Financial infidelity might just be the only kind that doesn’t involve another person. It happens when one partner lies about how much money they have or how they’ve been spending it, Renelle Nelson, LMFT, CST, an infidelity recovery coach, says.
That sometimes can involve another person — like if one partner has been paying for an apartment in another city because they’re seeing someone there — but doesn’t have to. “It’s about the deception… the betrayal,” Nelson says. “When you commit finance infidelity, you’re being untrue about your finances with your partner. And you break the contract you had set up to be honest with each other.”
Of course, not everyone will see keeping financial information private as a breach of trust. Like the other forms of infidelity, it depends on how each person in the partnership feels and the rules they set up. Some couples may have decided to keep their money separate, and that’s totally fine.

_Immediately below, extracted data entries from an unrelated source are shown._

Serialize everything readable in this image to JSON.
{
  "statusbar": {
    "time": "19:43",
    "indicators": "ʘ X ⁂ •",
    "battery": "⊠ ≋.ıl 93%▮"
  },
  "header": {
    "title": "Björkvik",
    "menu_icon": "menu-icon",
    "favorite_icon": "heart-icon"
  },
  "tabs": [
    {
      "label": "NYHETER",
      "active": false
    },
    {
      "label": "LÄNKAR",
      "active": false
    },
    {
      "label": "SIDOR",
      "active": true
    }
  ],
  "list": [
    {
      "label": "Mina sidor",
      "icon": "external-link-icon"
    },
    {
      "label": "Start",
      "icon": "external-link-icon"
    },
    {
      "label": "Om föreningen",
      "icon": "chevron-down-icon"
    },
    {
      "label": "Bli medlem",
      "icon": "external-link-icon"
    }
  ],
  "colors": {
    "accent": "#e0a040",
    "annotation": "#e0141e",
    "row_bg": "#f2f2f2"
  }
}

But if a couple decided to pool their money, and then one kept a secret bank account that they used only for themselves, that’s a form of dishonesty.
If you find out about a secret bank account or that your partner has been spending a lot of money without telling you, Nelson suggests having a direct conversation. “Don’t say ‘what are you doing, what’s wrong with you,'” she says. “Say, ‘what’s going on with this account?’ or ‘why did you make this purchase.'” It’s important to be specific, so that you can really get to the root of the problem.